The lead changed hands three times in the final quarter of another instant classic between the ACC Atlantic rivals. Penalties had a huge impact on the game, a sign of miscues in a huge game and some judgment calls by the officials that are getting questioned Sunday morning. Jimbo Fisher was riding the officials throughout the second half, but after the game, he said a chop block penalty that brought back a 50-yard run by Dalvin Cook was not only wrong, but caused a huge swing in momentum in the game.
"It's ridiculous, it's not a chop, it was not a chop.
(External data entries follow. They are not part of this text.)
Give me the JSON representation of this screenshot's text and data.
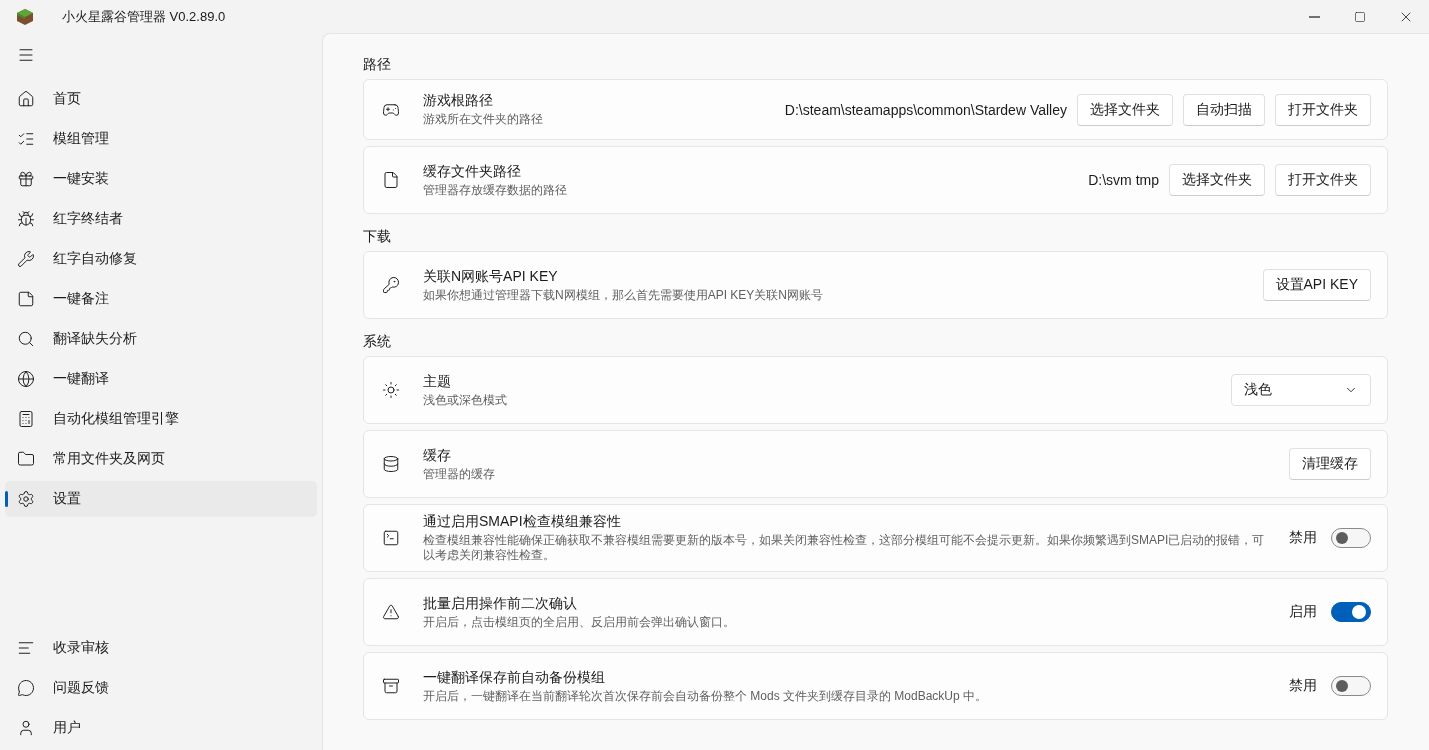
{
  "window": {
    "title": "小火星露谷管理器 V0.2.89.0"
  },
  "sidebar": {
    "items": [
      {
        "label": "首页",
        "selected": false
      },
      {
        "label": "模组管理",
        "selected": false
      },
      {
        "label": "一键安装",
        "selected": false
      },
      {
        "label": "红字终结者",
        "selected": false
      },
      {
        "label": "红字自动修复",
        "selected": false
      },
      {
        "label": "一键备注",
        "selected": false
      },
      {
        "label": "翻译缺失分析",
        "selected": false
      },
      {
        "label": "一键翻译",
        "selected": false
      },
      {
        "label": "自动化模组管理引擎",
        "selected": false
      },
      {
        "label": "常用文件夹及网页",
        "selected": false
      },
      {
        "label": "设置",
        "selected": true
      }
    ],
    "footer_items": [
      {
        "label": "收录审核",
        "selected": false
      },
      {
        "label": "问题反馈",
        "selected": false
      },
      {
        "label": "用户",
        "selected": false
      }
    ]
  },
  "sections": [
    {
      "title": "路径",
      "cards": [
        {
          "kind": "buttons",
          "title": "游戏根路径",
          "subtitle": "游戏所在文件夹的路径",
          "value": "D:\\steam\\steamapps\\common\\Stardew Valley",
          "buttons": [
            "选择文件夹",
            "自动扫描",
            "打开文件夹"
          ]
        },
        {
          "kind": "buttons",
          "title": "缓存文件夹路径",
          "subtitle": "管理器存放缓存数据的路径",
          "value": "D:\\svm tmp",
          "buttons": [
            "选择文件夹",
            "打开文件夹"
          ]
        }
      ]
    },
    {
      "title": "下载",
      "cards": [
        {
          "kind": "buttons",
          "title": "关联N网账号API KEY",
          "subtitle": "如果你想通过管理器下载N网模组，那么首先需要使用API KEY关联N网账号",
          "buttons": [
            "设置API KEY"
          ]
        }
      ]
    },
    {
      "title": "系统",
      "cards": [
        {
          "kind": "dropdown",
          "title": "主题",
          "subtitle": "浅色或深色模式",
          "selection": "浅色"
        },
        {
          "kind": "buttons",
          "title": "缓存",
          "subtitle": "管理器的缓存",
          "buttons": [
            "清理缓存"
          ]
        },
        {
          "kind": "toggle",
          "title": "通过启用SMAPI检查模组兼容性",
          "subtitle": "检查模组兼容性能确保正确获取不兼容模组需要更新的版本号，如果关闭兼容性检查，这部分模组可能不会提示更新。如果你频繁遇到SMAPI已启动的报错，可以考虑关闭兼容性检查。",
          "state_label": "禁用",
          "on": false
        },
        {
          "kind": "toggle",
          "title": "批量启用操作前二次确认",
          "subtitle": "开启后，点击模组页的全启用、反启用前会弹出确认窗口。",
          "state_label": "启用",
          "on": true
        },
        {
          "kind": "toggle",
          "title": "一键翻译保存前自动备份模组",
          "subtitle": "开启后，一键翻译在当前翻译轮次首次保存前会自动备份整个 Mods 文件夹到缓存目录的 ModBackUp 中。",
          "state_label": "禁用",
          "on": false
        }
      ]
    }
  ]
}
And I'm going to tell you what, you hold coaches accountable, players accountable, hold the damn officials accountable. It's garbage. And then to call another penalty on the sideline is even more garbage. It's cowardly, it's gutless and wrong," Fisher told reporters after the game.
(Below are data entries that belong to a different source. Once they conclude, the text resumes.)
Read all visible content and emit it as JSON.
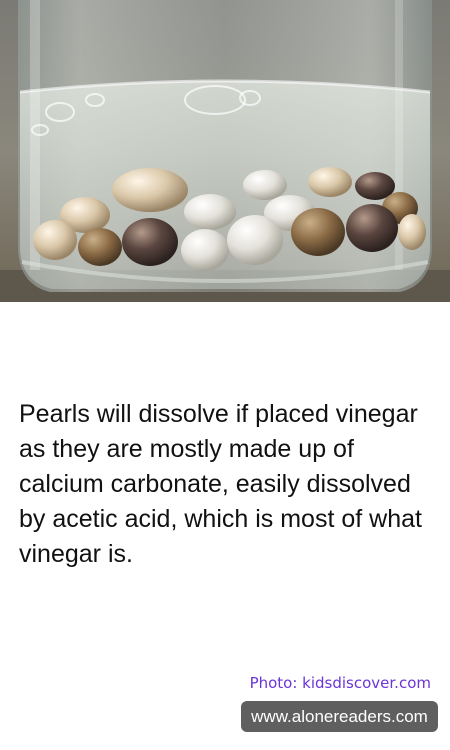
{
  "photo": {
    "subject": "pearls-in-vinegar-jar"
  },
  "caption": {
    "text": "Pearls will dissolve if placed vinegar as they are mostly made up of calcium carbonate, easily dissolved by acetic acid, which is most of what vinegar is."
  },
  "credit": {
    "text": "Photo: kidsdiscover.com"
  },
  "watermark": {
    "text": "www.alonereaders.com"
  },
  "colors": {
    "caption_text": "#111111",
    "credit_text": "#6b35d8",
    "watermark_bg": "#5f5f5f",
    "watermark_text": "#ffffff"
  }
}
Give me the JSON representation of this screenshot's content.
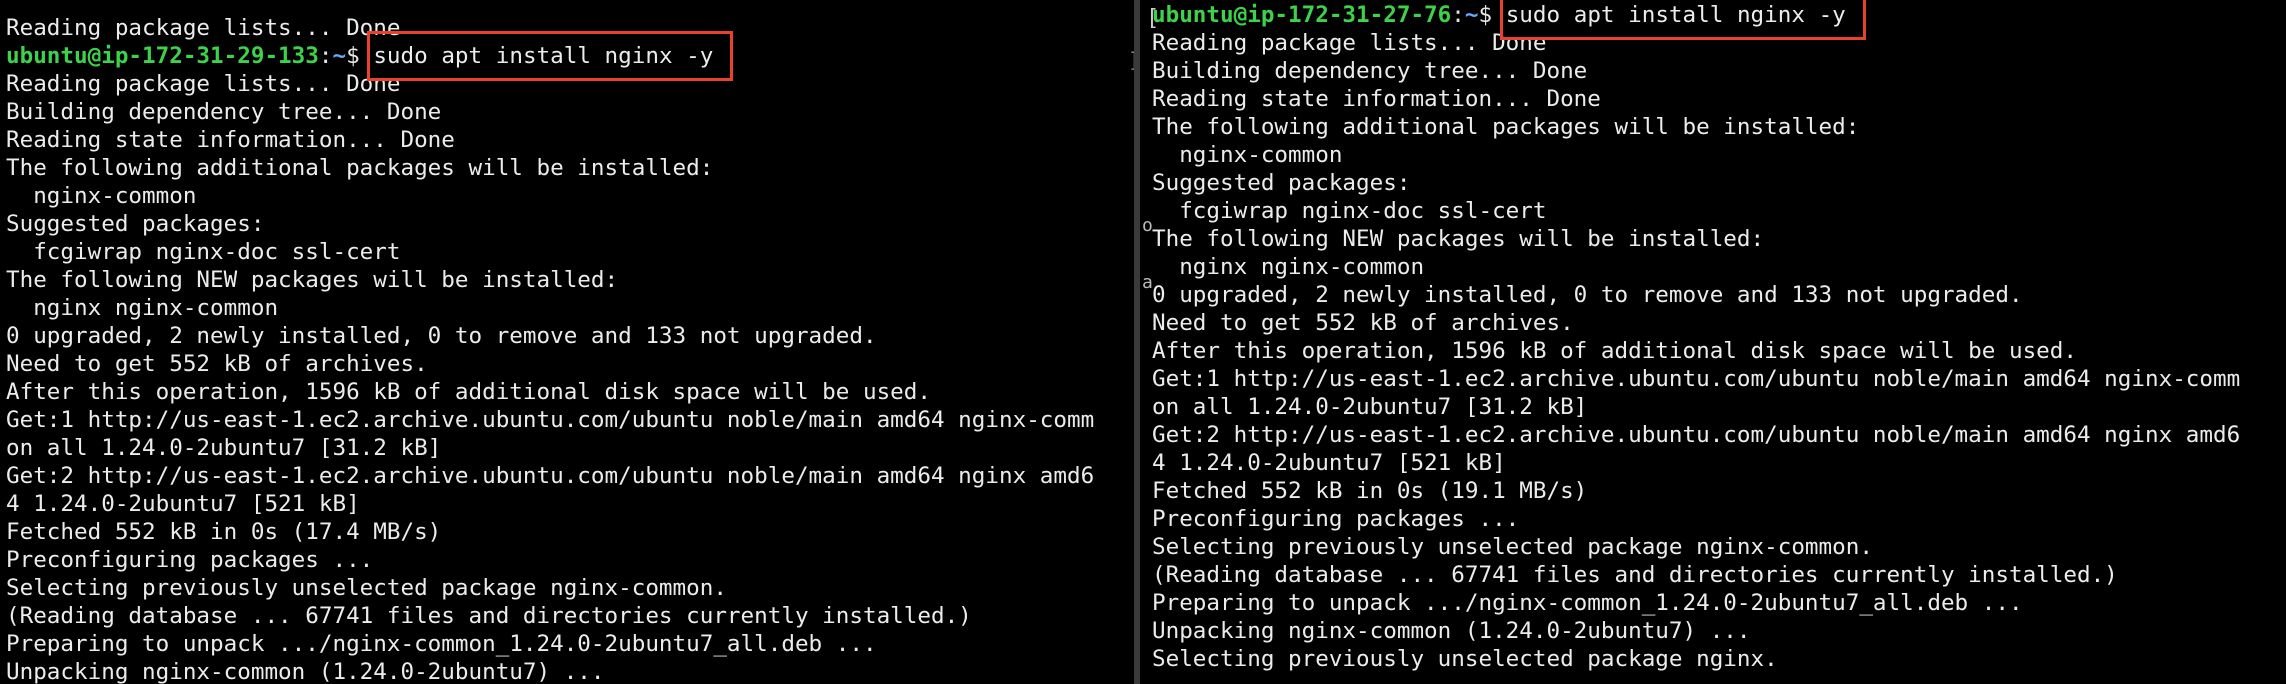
{
  "left_terminal": {
    "line_before": "Reading package lists... Done",
    "prompt": {
      "user_host": "ubuntu@ip-172-31-29-133",
      "sep": ":",
      "path": "~",
      "dollar": "$ ",
      "command": "sudo apt install nginx -y"
    },
    "output": [
      "Reading package lists... Done",
      "Building dependency tree... Done",
      "Reading state information... Done",
      "The following additional packages will be installed:",
      "  nginx-common",
      "Suggested packages:",
      "  fcgiwrap nginx-doc ssl-cert",
      "The following NEW packages will be installed:",
      "  nginx nginx-common",
      "0 upgraded, 2 newly installed, 0 to remove and 133 not upgraded.",
      "Need to get 552 kB of archives.",
      "After this operation, 1596 kB of additional disk space will be used.",
      "Get:1 http://us-east-1.ec2.archive.ubuntu.com/ubuntu noble/main amd64 nginx-comm",
      "on all 1.24.0-2ubuntu7 [31.2 kB]",
      "Get:2 http://us-east-1.ec2.archive.ubuntu.com/ubuntu noble/main amd64 nginx amd6",
      "4 1.24.0-2ubuntu7 [521 kB]",
      "Fetched 552 kB in 0s (17.4 MB/s)",
      "Preconfiguring packages ...",
      "Selecting previously unselected package nginx-common.",
      "(Reading database ... 67741 files and directories currently installed.)",
      "Preparing to unpack .../nginx-common_1.24.0-2ubuntu7_all.deb ...",
      "Unpacking nginx-common (1.24.0-2ubuntu7) ..."
    ],
    "edge_mark": "]"
  },
  "right_terminal": {
    "prompt": {
      "bracket": "[",
      "user_host": "ubuntu@ip-172-31-27-76",
      "sep": ":",
      "path": "~",
      "dollar": "$ ",
      "command": "sudo apt install nginx -y"
    },
    "output": [
      "Reading package lists... Done",
      "Building dependency tree... Done",
      "Reading state information... Done",
      "The following additional packages will be installed:",
      "  nginx-common",
      "Suggested packages:",
      "  fcgiwrap nginx-doc ssl-cert",
      "The following NEW packages will be installed:",
      "  nginx nginx-common",
      "0 upgraded, 2 newly installed, 0 to remove and 133 not upgraded.",
      "Need to get 552 kB of archives.",
      "After this operation, 1596 kB of additional disk space will be used.",
      "Get:1 http://us-east-1.ec2.archive.ubuntu.com/ubuntu noble/main amd64 nginx-comm",
      "on all 1.24.0-2ubuntu7 [31.2 kB]",
      "Get:2 http://us-east-1.ec2.archive.ubuntu.com/ubuntu noble/main amd64 nginx amd6",
      "4 1.24.0-2ubuntu7 [521 kB]",
      "Fetched 552 kB in 0s (19.1 MB/s)",
      "Preconfiguring packages ...",
      "Selecting previously unselected package nginx-common.",
      "(Reading database ... 67741 files and directories currently installed.)",
      "Preparing to unpack .../nginx-common_1.24.0-2ubuntu7_all.deb ...",
      "Unpacking nginx-common (1.24.0-2ubuntu7) ...",
      "Selecting previously unselected package nginx."
    ],
    "edge_marks": [
      "o",
      "a"
    ]
  },
  "colors": {
    "background": "#000000",
    "prompt_user": "#3cd34a",
    "prompt_path": "#6aa7ff",
    "highlight_box": "#e8412c",
    "text": "#ececec"
  }
}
"Now they can take it, fine it, do whatever they want to do with it, that's a fact. Look at the film. It's ridiculous that they do it. That was a huge call in the game. Now, [we] still had chances to win the game after that. That's ridiculous and the guy wasn't even in position to make it and plus it was 10 yards down the field so the penalty should have been marked from there, not from the line of scrimmage."
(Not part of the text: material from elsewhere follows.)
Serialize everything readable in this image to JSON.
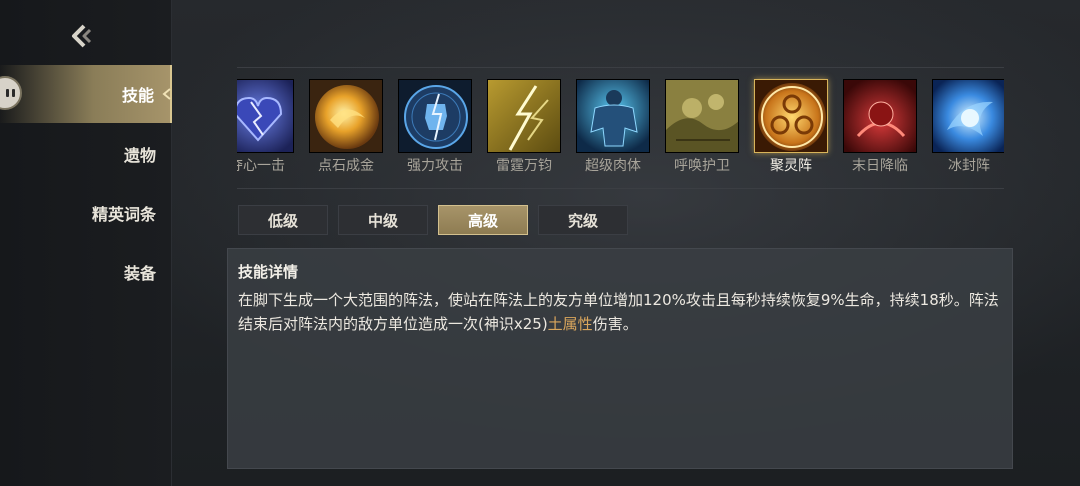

Fisher then turned the attention to the hard hit that knocked quarterback Deondre Francois out for one play.
"And it was targeting on [Francois] when he got hit in the belly, when he got knocked out, the crown of the helmet right in the chest. He gets killed at Miami, we don't call it, he gets killed here. Both of them bad. Real bad."
#FSU head coach Fisher after he was asked about the chop block on what would have been a Dalvin TD pic.twitter.com/7zT5RfGyEn
— Jordan Culver (@JordanCulver) October 30, 2016
Fisher later came back to the targeting penalty that wasn't called on Clemson and the targeting penalty that was called on Trey Marshall, leading to his ejection.
"I didn't think it was targeting. I still don't," he said. "I don't think he led, he led with the side of his helmet, I didn't think he led with the crown. They review that and they can review Deondre, who's a quarterback being exposed on a two-step deal and don't call that. Whoever's in the booth is bad, too."
Florida State will likely send the ACC league office its case regarding several of the pivotal calls in Saturday night's loss and, based on Fisher's comments, the league office will be in touch.